Zusätzliche Information:

Die Taskforce gegen Finanzkriminalität Baden-Württemberg (TafF BW) ist eine länderübergreifende Ermittlungseinheit. Sie setzt sich aus Mitarbeitern des Landeskriminalamts Baden-Württemberg, der Steuerfahndungsstelle des Finanzamts Stuttgart II und der Generalstaatsanwaltschaft Stuttgart zusammen. Die Einheit führt Untersuchungen nach dem Prinzip „follow the money“ durch. Dabei werden wichtige Fälle von Geldwäsche sowie damit verbundene Steuerdelikte behandelt. Die Einheit hat auch den Auftrag, Terrorismusfinanzierung zu erkennen und zur Bekämpfung von (organisierter) Kriminalität beizutragen.
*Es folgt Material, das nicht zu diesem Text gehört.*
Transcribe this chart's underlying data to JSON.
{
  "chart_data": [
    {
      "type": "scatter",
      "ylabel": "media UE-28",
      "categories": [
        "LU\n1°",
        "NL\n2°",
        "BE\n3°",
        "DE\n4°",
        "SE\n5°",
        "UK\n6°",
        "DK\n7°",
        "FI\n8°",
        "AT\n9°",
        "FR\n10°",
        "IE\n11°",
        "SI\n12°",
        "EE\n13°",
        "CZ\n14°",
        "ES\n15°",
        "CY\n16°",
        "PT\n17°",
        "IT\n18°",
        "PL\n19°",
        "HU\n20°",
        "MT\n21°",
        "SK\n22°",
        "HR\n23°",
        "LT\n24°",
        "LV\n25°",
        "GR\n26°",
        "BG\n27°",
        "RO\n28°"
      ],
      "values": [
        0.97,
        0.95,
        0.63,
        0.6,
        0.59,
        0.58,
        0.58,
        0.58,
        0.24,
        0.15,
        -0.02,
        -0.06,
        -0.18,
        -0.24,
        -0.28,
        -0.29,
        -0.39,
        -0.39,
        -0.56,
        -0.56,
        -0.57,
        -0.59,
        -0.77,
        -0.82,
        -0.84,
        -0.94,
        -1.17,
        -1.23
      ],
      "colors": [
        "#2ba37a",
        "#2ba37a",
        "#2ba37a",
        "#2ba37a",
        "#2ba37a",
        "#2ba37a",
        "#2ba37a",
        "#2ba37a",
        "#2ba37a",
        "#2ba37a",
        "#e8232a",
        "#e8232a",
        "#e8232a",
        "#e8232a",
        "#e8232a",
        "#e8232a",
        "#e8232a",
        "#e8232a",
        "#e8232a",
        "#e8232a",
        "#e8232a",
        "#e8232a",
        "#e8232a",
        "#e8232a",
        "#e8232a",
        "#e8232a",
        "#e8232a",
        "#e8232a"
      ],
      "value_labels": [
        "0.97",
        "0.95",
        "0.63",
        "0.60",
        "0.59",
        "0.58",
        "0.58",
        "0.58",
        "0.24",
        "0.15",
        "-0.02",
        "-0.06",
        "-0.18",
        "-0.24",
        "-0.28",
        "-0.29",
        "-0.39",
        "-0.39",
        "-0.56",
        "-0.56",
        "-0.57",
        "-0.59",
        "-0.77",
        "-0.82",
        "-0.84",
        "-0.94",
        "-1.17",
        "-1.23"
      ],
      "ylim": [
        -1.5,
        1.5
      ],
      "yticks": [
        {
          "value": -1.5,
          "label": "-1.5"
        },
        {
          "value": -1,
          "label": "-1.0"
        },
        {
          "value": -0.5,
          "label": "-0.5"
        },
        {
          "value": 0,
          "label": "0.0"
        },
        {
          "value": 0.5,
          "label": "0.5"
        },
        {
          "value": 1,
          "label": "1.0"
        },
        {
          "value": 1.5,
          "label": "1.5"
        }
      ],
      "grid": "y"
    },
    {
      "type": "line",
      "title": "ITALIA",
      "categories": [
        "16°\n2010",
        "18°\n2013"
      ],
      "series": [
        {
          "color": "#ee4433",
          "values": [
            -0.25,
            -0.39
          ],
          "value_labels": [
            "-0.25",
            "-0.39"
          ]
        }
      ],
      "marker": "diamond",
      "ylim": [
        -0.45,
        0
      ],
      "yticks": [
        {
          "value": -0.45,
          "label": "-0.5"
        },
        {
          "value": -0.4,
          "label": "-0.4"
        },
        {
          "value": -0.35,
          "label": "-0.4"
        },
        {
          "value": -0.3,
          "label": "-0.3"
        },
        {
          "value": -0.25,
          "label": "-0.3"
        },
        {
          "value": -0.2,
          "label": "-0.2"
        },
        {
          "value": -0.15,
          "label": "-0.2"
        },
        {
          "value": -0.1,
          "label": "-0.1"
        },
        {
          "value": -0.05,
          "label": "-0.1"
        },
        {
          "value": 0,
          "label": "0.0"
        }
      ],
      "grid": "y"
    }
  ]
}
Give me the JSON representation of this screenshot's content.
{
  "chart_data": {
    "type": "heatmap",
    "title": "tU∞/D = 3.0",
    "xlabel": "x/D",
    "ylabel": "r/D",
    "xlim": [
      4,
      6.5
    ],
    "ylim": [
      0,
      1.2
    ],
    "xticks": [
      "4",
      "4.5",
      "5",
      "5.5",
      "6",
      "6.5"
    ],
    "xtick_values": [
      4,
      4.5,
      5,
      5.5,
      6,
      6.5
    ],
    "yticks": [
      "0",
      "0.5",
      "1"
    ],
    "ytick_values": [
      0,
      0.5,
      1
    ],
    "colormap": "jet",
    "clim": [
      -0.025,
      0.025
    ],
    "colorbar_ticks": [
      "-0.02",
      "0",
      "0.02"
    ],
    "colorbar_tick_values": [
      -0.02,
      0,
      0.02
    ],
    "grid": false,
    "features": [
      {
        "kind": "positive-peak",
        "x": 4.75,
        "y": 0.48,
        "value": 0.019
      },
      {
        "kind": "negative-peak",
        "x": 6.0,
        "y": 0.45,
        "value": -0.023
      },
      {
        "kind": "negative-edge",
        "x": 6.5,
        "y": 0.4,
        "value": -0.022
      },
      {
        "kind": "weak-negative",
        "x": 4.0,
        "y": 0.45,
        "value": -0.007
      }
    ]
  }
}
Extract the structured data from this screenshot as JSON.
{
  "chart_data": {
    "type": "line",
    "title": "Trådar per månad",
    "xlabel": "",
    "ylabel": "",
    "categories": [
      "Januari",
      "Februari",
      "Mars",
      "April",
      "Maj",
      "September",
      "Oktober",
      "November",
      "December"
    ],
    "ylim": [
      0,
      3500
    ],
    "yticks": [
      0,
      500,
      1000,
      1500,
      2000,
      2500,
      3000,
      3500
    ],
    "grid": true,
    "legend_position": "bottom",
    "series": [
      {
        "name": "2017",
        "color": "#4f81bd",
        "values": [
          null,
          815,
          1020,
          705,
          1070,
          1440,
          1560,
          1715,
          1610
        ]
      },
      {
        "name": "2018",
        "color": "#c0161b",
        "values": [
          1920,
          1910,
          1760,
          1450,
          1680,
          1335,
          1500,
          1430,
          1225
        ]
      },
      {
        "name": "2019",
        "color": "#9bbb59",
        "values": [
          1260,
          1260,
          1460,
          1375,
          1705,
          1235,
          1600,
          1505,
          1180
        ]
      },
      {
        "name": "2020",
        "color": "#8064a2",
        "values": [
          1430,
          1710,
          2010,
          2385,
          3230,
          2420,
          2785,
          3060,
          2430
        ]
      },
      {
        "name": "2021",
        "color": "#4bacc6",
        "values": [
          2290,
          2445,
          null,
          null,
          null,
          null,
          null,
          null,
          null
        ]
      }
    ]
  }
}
Die Zentralstelle für Finanztransaktionsuntersuchungen – Financial Intelligence Unit (FIU) ist die nationale Zentralstelle für die Entgegennahme, Sammlung und Auswertung von Verdachtsmeldungen über verdächtige Finanztransaktionen im Zusammenhang mit Geldwäsche oder Terrorismusfinanzierung. Neben anderen Aufgaben nimmt die FIU als administrativ ausgerichtete Verwaltungsbehörde alle von den geldwäscherechtlich Verpflichteten übermittelten Verdachtsmeldungen gemäß den §§ 43, 44 des Geldwäschegesetzes (GwG) entgegen und analysiert die relevanten Sachverhalte unter Anwendung eines risikobasierten Ansatzes. Dabei fließen alle verfügbaren relevanten Daten von Verwaltungs-, Finanz- und Strafverfolgungsbehörden ein. Sollten sich im Rahmen der operativen Analyse der FIU Hinweise auf Geldwäsche, Terrorismusfinanzierung oder andere Straftaten ergeben, werden die Ergebnisse der Analyse – zusammen mit relevanten Informationen – unverzüglich an die zuständigen Strafverfolgungsbehörden und anderen zuständigen Stellen weitergeleitet.